L’abbé de L’Épée avait souvent sollicité de l’ancien gouvernement les moyens de former cet établissement précieux, et lui donner le caractère d’établissement public. Deux arrêts du conseil, l’un du 21 novembre 1778, l’autre du 25 mars 1785, renferment différentes dispositions qui avaient cet objet ; mais ces arrêts n’ont pas été revêtus des formes anciennement usitées pour leur donner le caractère de loi ; en sorte que c’est à l’Assem­blée nationale qu’il était réservé de consolider cette belle institution. L’école avait été placée dans la maison des Célestins ; une somme de 6,000 livres à prendre sur leurs biens lui avait été affectée ; mais le payement de cette somme avait été suspendu depuis les décrets qui avaient mis à la disposition de la nation les biens des religieux ; en sorte que votre comité, de concert avec la municipalité, et par ses soins, a obtenu une somme de 2,400 livres sur les revenus séquestrés des biens des Célestins, pour venir provisoirement au secours de cet établissement.

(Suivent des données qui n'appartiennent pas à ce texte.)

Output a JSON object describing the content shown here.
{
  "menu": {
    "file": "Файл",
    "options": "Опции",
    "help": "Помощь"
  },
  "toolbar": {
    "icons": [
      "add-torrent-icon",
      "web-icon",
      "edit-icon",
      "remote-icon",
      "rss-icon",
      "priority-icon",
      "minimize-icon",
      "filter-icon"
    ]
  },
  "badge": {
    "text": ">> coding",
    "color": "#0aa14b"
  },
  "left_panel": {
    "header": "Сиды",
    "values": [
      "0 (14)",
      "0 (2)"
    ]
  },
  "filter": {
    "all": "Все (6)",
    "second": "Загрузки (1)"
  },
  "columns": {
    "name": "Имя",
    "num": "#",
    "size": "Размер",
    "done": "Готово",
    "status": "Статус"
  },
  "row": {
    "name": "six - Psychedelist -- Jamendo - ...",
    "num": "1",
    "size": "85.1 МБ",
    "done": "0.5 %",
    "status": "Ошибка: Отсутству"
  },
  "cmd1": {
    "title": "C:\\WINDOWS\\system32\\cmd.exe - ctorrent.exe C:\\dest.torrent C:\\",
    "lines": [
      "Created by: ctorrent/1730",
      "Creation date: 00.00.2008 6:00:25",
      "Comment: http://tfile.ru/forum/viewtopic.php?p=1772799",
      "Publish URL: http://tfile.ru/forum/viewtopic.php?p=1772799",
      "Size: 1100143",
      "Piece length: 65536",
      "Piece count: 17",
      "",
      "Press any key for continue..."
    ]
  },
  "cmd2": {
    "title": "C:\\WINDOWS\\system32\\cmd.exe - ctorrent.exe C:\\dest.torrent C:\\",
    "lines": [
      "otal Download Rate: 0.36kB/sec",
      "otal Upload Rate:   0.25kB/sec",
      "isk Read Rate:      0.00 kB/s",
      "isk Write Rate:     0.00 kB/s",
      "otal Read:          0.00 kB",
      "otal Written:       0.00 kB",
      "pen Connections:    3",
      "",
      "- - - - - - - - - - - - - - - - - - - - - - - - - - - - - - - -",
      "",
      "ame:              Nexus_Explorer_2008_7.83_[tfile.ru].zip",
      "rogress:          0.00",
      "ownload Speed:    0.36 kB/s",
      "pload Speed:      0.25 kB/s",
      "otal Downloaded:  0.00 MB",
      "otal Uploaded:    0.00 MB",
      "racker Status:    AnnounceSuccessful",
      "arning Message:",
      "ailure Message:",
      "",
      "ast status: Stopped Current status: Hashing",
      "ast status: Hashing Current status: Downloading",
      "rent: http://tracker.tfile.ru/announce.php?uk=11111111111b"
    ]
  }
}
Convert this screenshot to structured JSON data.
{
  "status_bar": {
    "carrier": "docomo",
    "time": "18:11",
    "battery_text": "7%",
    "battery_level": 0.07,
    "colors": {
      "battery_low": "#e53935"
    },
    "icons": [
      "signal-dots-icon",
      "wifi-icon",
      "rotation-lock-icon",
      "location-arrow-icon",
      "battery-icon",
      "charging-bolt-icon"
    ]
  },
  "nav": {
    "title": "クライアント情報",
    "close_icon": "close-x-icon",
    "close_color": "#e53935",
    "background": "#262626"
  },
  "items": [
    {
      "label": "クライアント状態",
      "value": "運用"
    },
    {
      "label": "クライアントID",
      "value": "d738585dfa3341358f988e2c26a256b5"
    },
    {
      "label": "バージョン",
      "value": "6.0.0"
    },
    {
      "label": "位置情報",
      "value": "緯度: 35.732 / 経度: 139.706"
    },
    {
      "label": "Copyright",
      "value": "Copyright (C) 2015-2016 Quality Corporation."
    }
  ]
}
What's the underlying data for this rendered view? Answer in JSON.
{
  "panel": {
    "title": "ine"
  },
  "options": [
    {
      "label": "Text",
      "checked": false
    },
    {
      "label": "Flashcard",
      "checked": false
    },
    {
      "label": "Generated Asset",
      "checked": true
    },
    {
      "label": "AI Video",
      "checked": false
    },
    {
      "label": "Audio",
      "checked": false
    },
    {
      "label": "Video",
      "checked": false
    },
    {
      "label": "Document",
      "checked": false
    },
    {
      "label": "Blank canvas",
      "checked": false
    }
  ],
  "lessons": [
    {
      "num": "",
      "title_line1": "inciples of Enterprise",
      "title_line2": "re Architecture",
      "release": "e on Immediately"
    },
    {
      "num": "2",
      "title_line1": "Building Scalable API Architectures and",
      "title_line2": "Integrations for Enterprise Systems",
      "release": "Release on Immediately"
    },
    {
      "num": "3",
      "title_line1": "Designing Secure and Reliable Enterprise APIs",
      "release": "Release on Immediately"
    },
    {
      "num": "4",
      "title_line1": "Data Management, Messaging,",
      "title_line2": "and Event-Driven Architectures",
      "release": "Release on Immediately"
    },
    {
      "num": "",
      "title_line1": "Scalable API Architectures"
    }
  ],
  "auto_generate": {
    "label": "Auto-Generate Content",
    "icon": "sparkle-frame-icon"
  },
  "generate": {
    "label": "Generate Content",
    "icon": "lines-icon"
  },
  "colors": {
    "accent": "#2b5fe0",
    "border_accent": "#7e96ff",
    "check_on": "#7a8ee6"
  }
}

Examinons actuellement : 1° si l’Assemblée nationale doit s’occuper de l’établissement de l’institution des sourds-muets, ou plutôt ce qu’elle peut et doit faire pour le consolider ; 2° enfin quelle dépense il entraînera.

(Le rapporteur examine ces deux questions.)

Telles sont, Messieurs, les réflexions de votre comité sur l’établissement de l’institution des sourds-muets ; puisse-t-il avoir rempli les vues de bienfaisance que vous avez manifestées lorsqu’ils vinrent eux-mêmes vous présenter leur adresse.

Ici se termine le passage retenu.